Título: Magistrados e delegados reagem a limitar grampos
Autor: Carvalho, Jailton de
Fonte: O Globo, 12/06/2007, O País, p. 5

SUCESSÃO DE ESCÂNDALOS: Até a OAB faz críticas à restrição.

"O problema é o vazamento da escuta", diz Rodrigo Collaço.

BRASÍLIA.A decisão do ministro da Justiça, Tarso Genro, de desengavetar o projeto que restringe o uso de escuta telefônica e ambiental por parte da Polícia Federal e das polícias civis provocou forte reação de magistrados e policiais que estão na linha de frente do combate ao crime organizado. Até o presidente a Ordem dos Advogados do Brasil (OAB), Cezar Britto, vê com reservas a proposta, embora defenda a imposição de limites às investigações policiais. Há duas semanas, Tarso determinou a reelaboração do projeto que restringe escutas e dificulta a divulgação, pela imprensa, do conteúdo de investigações sigilosas, como revelou ontem o GLOBO.

As escutas são alguns dos instrumentos mais temidos por políticos, lobistas, empresários e servidores públicos flagrados nas operações da Polícia Federal de combate à corrupção. Pela proposta, que está sendo elaborada pela equipe de Tarso, as autorizações para as escutas telefônicas e ambientais terão que ser amparadas em pareceres favoráveis do Ministério Público. Hoje, a PF faz o pedido diretamente ao juiz de cada caso. O projeto encurta os prazos em que a polícia pode recorrer ao monitoramento telefônico ou às escutas ambientais.

- Esse projeto vai comprometer a agilidade e a eficiência da autoridade policial. Às vezes, eu tenho críticas pontuais à pirotecnia e vazamentos. Mas acho que a PF está fazendo um trabalho em prol da sociedade - afirmou Walter Nunes, presidente da Associação Nacional dos Juízes Federais (Ajufe).

Nunes criticou a proposta de obrigar magistrados a compartilhar com procuradores decisões sobre quebra de sigilo telefônico. Segundo ele, os magistrados têm capacidade e independência para deliberar sobre os pedidos da polícia e resguardar as garantias individuais dos investigados. O presidente da Associação dos Magistrados Brasileiros (AMB), Rodrigo Collaço, considera o projeto desnecessário. Segundo ele, as escutas são instrumentos que têm ajudado muito na produção de provas contra o crime organizado:

- O problema não é a escuta. O problema é o vazamento da escuta. Mas isso não precisa de uma nova lei. Já é crime.

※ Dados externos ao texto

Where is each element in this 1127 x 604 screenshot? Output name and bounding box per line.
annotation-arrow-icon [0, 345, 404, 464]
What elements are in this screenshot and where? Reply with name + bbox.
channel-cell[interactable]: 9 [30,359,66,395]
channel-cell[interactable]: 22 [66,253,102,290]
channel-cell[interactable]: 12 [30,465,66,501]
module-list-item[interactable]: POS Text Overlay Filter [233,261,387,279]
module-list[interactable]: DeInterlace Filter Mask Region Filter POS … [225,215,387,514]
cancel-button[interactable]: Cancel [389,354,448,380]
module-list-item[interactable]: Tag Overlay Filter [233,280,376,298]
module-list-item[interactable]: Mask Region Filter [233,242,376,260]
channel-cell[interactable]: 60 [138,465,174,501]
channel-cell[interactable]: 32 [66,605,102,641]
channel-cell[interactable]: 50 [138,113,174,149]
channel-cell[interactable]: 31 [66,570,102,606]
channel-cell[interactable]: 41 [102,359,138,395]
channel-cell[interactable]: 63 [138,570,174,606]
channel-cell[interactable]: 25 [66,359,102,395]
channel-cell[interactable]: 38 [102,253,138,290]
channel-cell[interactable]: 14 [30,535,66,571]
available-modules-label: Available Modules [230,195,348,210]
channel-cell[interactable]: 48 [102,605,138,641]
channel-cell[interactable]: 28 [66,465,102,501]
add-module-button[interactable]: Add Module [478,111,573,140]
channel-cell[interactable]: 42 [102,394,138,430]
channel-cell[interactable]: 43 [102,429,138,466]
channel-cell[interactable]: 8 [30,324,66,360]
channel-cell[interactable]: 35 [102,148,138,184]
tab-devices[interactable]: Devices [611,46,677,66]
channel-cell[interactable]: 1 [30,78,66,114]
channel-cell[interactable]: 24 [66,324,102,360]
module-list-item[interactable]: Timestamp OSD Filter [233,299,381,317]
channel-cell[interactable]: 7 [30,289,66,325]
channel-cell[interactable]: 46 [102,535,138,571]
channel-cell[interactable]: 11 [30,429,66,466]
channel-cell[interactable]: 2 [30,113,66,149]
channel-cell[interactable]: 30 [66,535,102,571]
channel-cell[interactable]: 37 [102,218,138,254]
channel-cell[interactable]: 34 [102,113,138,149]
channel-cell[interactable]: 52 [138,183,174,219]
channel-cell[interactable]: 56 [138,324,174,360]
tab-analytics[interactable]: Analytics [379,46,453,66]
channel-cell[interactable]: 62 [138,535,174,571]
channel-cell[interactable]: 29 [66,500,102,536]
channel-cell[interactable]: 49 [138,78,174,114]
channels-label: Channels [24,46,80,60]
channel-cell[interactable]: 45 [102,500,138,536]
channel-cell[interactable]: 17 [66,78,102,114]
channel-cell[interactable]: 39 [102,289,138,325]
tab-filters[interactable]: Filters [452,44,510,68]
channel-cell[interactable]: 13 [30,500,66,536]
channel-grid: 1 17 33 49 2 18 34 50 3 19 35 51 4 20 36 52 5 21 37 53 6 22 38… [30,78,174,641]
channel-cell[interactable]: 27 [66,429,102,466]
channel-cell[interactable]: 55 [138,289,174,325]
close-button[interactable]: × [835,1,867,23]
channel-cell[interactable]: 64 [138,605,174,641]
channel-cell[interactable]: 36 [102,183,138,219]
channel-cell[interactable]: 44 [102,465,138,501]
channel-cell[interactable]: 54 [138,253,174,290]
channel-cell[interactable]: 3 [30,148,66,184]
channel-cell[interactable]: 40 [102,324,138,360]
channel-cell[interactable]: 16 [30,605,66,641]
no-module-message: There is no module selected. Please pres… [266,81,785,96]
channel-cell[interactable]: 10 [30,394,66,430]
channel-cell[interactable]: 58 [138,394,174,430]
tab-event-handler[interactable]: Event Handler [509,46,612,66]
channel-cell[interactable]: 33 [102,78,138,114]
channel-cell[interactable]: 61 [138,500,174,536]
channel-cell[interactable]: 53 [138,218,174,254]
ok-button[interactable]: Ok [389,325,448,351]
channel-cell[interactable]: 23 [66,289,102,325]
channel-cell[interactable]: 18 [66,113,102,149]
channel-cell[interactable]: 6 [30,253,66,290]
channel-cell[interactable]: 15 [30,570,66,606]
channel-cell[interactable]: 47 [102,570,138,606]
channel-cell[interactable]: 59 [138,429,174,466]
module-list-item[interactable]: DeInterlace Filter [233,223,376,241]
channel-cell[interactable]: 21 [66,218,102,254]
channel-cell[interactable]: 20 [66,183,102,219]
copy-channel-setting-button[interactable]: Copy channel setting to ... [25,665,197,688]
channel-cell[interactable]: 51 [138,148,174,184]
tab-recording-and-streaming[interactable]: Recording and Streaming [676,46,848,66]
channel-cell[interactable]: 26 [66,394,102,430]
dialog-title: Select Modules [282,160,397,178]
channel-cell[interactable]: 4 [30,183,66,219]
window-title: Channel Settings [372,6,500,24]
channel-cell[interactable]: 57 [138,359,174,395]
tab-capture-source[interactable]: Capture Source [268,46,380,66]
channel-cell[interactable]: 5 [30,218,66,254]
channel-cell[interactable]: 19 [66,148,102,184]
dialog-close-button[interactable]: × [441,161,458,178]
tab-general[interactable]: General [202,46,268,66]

Polícia deveria investigar vazamentos, diz Collaço

Para o magistrado, eventuais excessos poderiam ser coibidos com investigações rigorosas da própria polícia sobre vazamentos seletivos. Parte da crítica é partilhada até pela OAB. O presidente da entidade, Cezar Britto, defende a imposição de limites às escutas. Para ele, a polícia deveria ser proibida de fazer escutas em escritórios de advocacia. Ele compara a atividade do advogado à atuação de um jornalista numa redação ou a de um padre num confessionário. Ainda assim, ele entende que a inclusão do Ministério Público nas deliberações sobre escutas torna o sistema criminal ainda mais burocrático:

- É normal que se regulamente o grampo no Brasil para que o grampo não seja utilizado como elemento de perseguição ou formação de culpa. Mas o Ministério Público não pode ser avalista do grampo.

A reação mais forte partiu do presidente da Associação Nacional dos Delegados da Polícia Federal, Sandro Torres. Segundo ele, o assunto vem sendo discutido por delegados da PF desde que o tema foi posto em pauta pelo ex-ministro Márcio Thomaz Bastos, em 2003. Os delegados que comandam as grandes operações têm sido unânimes em criticar a imposição de limites. Para eles, a redução de prazos de escuta pode inviabilizar as grandes operações da PF:

- Se limitar os prazos, vamos ter que combinar com os bandidos para que eles falem no telefone tudo de errado num prazo de 30 dias. Só tem um detalhe : isso é um impossível.

A professora Ada Pellegrini, ex-presidente da comissão especial encarregada de elaborar o projeto de restrição às escutas telefônicas, na gestão de Thomaz Bastos, elogiou a iniciativa de Tarso. Segundo ela, a lei de monitoramento telefônico em vigor é frouxa:

- Hoje não há controle algum. Ninguém sabe de quem é a responsabilidade das escutas, se é do juiz, da operadora telefônica ou da polícia.

O projeto elaborado pela comissão presidida por Ada só permitia a escuta para investigações de 14 crimes. Entre eles, não estão casos de corrupção. Um dos trechos do projeto prevê penas ainda mais duras para funcionários públicos que vazem informações sigilosas para a imprensa. A Associação Nacional do Ministério Público elogiou a iniciativa de Tarso.